CHARLOTTE, N.C. — Charlotte-Mecklenburg School students and staff went back to school Monday, Aug. 29. Teachers were greeted by a 4.2% average pay raise, passed last week by the CMS Board of Education.
"I think it's a fabulous start," Rhonda Cheek, CMS board member, said. "It was more than what we were really anticipating. So we're excited to give all of our staff more money, that they deserve."
Still, Cheek and others said it's not enough to keep and retain teachers.
"A lot of our veteran teachers are still struggling because their pay raise is smaller," Cheek said. "The pay raise is heavily weighted at the earlier entry points for teachers and the newer teachers."
Longtime teachers like Justin Parmenter have watched colleagues leave for more lucrative positions outside of teaching.
"We've got people who are seeing, you know, greener grass on the other side of the fence and leaving," Parmenter said.
Parmenter teaches 7th-grade English.
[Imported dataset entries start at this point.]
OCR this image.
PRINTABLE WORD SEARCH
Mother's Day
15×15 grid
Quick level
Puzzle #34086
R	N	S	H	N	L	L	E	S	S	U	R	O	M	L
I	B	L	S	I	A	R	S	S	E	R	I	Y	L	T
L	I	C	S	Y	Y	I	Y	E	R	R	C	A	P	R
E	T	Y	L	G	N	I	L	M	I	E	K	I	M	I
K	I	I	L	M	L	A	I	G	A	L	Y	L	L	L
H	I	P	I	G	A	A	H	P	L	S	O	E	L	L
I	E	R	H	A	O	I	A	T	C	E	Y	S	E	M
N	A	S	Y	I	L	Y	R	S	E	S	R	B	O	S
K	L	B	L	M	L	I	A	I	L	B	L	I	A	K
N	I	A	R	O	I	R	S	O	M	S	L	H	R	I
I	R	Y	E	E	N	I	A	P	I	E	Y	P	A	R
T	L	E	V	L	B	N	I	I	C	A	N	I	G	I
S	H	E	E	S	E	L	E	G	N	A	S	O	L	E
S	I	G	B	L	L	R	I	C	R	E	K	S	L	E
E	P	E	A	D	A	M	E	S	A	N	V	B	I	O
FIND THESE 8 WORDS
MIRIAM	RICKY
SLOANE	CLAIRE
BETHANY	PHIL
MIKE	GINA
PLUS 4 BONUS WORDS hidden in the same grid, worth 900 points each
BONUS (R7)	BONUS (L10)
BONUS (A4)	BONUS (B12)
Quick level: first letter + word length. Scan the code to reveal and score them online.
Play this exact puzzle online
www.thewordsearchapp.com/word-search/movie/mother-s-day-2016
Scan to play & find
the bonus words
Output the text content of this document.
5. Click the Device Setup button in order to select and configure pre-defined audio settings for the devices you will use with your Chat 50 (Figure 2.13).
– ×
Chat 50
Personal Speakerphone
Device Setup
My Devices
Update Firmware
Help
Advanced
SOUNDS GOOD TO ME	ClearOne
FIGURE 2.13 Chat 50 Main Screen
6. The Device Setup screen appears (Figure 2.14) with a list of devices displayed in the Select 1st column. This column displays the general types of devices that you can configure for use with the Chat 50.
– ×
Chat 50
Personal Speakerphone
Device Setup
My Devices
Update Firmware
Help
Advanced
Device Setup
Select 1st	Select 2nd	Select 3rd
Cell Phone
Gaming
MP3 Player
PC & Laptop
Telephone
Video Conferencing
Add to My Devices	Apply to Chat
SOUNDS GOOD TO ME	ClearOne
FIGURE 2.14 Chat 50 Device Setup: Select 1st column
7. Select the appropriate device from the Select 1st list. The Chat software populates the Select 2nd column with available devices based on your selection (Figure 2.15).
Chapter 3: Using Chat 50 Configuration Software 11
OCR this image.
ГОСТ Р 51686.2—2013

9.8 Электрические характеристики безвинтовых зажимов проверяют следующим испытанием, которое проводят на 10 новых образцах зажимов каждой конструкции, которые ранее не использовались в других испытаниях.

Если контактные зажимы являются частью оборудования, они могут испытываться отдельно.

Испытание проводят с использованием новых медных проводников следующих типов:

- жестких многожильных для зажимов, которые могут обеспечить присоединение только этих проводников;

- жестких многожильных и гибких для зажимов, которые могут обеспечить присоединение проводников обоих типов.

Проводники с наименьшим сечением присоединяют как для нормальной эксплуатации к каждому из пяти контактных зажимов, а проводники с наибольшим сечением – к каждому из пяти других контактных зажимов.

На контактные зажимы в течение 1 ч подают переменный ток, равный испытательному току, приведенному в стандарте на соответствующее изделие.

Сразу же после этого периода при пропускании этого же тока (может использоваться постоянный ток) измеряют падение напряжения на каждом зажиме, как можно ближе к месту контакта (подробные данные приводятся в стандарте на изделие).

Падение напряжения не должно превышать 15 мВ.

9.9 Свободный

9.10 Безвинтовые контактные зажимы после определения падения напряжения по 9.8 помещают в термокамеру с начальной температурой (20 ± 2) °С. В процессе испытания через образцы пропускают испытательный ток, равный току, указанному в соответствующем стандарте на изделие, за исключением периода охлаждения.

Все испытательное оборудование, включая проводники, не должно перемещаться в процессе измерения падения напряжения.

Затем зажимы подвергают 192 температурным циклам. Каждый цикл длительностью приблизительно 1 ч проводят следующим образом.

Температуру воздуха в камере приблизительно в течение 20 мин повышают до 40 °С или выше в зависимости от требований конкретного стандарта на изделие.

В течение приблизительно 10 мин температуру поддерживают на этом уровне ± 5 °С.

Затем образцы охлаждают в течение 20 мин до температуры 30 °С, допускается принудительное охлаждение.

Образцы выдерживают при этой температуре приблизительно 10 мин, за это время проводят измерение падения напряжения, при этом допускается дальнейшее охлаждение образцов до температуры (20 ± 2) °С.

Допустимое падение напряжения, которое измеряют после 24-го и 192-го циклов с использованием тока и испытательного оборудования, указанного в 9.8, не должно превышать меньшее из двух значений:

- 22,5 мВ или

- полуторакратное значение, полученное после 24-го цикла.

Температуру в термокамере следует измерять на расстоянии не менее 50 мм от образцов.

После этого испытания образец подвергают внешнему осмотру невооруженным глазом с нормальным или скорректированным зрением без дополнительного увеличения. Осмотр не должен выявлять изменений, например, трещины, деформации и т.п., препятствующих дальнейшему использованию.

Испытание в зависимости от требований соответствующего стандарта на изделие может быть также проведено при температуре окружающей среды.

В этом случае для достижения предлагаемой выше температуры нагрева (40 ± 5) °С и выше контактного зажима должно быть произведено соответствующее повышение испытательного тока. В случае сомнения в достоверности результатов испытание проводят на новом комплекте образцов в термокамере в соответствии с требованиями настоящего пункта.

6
He said he appreciates the raises county leaders passed, but hoped state leaders would step up further.
"The state, which provides the lion's share of education funding in North Carolina, has not been doing nearly enough to try to keep teachers in classrooms,' he said.
CMS starts the school year with hundreds of vacancies across all job types, from teachers to bus drivers.
"We still have almost 400, 370-plus teacher vacancies," Cheek said.